Mi tío negó con la cabeza. Sin pronunciar palabra, sacó una pierna de debajo del cuerpo y plantó el pie en el suelo para incorporarse; a continuación levantó a Luna Hermosa y la llevó a la casa. Los demás estábamos tan conmocionados que apenas podíamos pensar. Sólo Flor de Nieve reaccionó; se encaminó presurosa hacia la mesa de la sala principal y retiró las tazas de té que habíamos puesto para cuando los hombres regresaran del campo. Mi tío tendió sobre ella a Luna Hermosa y entonces los demás pudieron ver los estragos que el veneno de la abeja había hecho en el rostro y el cuerpo de mi prima. Yo no paraba de pensar: «Sólo han sido cinco minutos.»

Flor de Nieve tomó de nuevo las riendas y dijo:

– Perdonad, pero tenéis que ir a buscar a los otros.

Cuando mi tío comprendió que eso significaba que había que decir a mi tía que Luna Hermosa había muerto, sus sollozos arreciaron. Yo no quería ni pensar en mi tía. Luna Hermosa siempre había sido su única fuente de verdadera felicidad. Estaba tan conmocionada por lo que le había pasado a mi prima que todavía no había tenido ocasión de sentir nada. De pronto noté que las fuerzas me abandonaban y las lágrimas anegaban mis ojos. Flor de Nieve me rodeó con un brazo y me guió hasta una silla, sin dejar de dar instrucciones.

– Hermano Mayor, ve corriendo al pueblo natal de tu tía -ordenó-. Tengo unas monedas. Utilízalas para alquilar un palanquín para ella. Luego ve al pueblo natal de tu madre y dile que venga. Tendrás que traerla a cuestas, como has hecho conmigo. Quizá Hermano Segundo pueda ayudarte. Date prisa. Tu tía la necesitará.

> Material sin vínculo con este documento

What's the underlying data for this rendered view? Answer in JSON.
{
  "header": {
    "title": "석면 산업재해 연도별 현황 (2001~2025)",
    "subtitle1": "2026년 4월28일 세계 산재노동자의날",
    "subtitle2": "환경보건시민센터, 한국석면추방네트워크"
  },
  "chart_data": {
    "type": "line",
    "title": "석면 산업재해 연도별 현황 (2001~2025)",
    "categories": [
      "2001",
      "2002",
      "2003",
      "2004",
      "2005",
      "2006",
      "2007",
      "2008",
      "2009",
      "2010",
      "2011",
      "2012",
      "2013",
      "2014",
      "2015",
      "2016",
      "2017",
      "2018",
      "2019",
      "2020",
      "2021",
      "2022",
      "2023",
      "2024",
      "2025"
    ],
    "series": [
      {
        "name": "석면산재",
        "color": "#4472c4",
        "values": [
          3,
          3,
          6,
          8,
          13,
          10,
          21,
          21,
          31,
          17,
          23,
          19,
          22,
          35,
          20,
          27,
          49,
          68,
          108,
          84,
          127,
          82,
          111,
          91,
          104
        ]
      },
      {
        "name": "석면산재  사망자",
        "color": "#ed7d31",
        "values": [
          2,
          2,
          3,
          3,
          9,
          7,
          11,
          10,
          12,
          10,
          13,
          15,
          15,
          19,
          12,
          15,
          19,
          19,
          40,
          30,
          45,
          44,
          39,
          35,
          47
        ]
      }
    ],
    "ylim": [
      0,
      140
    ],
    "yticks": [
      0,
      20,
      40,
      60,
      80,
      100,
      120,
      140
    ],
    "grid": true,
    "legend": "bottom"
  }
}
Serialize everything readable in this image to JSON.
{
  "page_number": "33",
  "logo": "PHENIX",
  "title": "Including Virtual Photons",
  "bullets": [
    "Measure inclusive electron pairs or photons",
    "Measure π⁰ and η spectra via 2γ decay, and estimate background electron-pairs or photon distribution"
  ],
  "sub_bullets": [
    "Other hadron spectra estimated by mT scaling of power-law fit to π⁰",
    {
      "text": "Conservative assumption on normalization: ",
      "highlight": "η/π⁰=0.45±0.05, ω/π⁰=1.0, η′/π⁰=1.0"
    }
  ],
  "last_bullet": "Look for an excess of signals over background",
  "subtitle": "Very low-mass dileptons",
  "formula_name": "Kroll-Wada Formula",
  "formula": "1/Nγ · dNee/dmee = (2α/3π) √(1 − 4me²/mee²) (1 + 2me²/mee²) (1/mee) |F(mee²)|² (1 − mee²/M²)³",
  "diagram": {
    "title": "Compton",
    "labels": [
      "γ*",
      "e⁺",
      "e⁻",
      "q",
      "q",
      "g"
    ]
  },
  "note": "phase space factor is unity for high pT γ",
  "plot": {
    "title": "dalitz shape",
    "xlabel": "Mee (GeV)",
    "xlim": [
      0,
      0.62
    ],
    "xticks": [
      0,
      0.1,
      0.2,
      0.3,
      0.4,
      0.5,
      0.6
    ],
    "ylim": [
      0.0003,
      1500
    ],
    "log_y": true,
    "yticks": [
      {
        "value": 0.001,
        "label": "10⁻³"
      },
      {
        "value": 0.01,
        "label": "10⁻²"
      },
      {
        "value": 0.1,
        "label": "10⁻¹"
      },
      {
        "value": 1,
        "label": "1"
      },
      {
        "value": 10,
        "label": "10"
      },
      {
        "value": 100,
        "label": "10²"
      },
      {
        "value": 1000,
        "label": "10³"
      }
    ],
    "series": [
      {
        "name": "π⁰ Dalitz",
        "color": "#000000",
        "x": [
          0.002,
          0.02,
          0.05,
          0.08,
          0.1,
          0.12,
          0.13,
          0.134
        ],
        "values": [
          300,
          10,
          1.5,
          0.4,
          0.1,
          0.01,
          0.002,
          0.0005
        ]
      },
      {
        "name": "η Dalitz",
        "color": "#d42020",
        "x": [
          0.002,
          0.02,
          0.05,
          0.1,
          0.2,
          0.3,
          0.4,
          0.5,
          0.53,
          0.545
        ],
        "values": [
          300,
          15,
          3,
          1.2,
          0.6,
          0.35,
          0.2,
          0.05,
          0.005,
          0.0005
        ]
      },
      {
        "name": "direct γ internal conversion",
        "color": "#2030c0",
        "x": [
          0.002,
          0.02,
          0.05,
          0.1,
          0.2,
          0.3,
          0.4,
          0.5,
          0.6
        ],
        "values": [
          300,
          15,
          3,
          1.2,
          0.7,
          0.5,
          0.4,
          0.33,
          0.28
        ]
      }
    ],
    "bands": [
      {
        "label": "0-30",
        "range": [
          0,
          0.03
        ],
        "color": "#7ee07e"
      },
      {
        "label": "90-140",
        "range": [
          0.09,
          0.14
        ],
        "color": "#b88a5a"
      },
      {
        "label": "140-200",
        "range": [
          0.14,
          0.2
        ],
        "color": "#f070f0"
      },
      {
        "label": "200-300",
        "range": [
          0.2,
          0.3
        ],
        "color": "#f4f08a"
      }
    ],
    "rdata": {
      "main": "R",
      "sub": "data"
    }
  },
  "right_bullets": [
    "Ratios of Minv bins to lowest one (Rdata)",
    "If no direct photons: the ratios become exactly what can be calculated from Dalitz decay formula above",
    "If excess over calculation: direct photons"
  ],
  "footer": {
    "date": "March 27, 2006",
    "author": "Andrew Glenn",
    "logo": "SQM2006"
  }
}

Los demás aguardamos. Mi tío se sentó en un taburete junto a la mesa y lloró a mares sobre la túnica de Luna Hermosa, de modo que las manchas se extendían por la tela como nubes de lluvia. Padre intentaba consolarlo, pero era inútil; nada podía consolarlo. Quien diga que los yao no quieren a sus hijas miente. Es verdad que carecemos de valor. Es verdad que nos crían con el único propósito de entregarnos a otra familia. Sin embargo, muchas veces nos aman y nos cuidan, pese a que nuestras familias natales se esfuercen por no encariñarse con nosotras. Si no, ¿por qué encontramos tan a menudo frases como «Yo era una perla en la palma de la mano de mi padre» en nuestra escritura secreta? Puede que los padres intentemos no encariñarnos en exceso con nuestras hijas. Yo intenté no encariñarme con la mía, pero fue en vano. Ella mamaba de mis pechos como habían hecho mis hijos varones, lloraba en mis brazos, y me honró convirtiéndose en una mujer buena e inteligente que dominaba el nu shu. Mi tío había perdido para siempre a su perla.

Observando el rostro de Luna Hermosa recordé cuánto nos habíamos querido. Nos habían vendado los pies al mismo tiempo. Nos habían encontrado esposo en el mismo pueblo. Nuestras vidas estaban felizmente entretejidas, y ahora nos separábamos para siempre.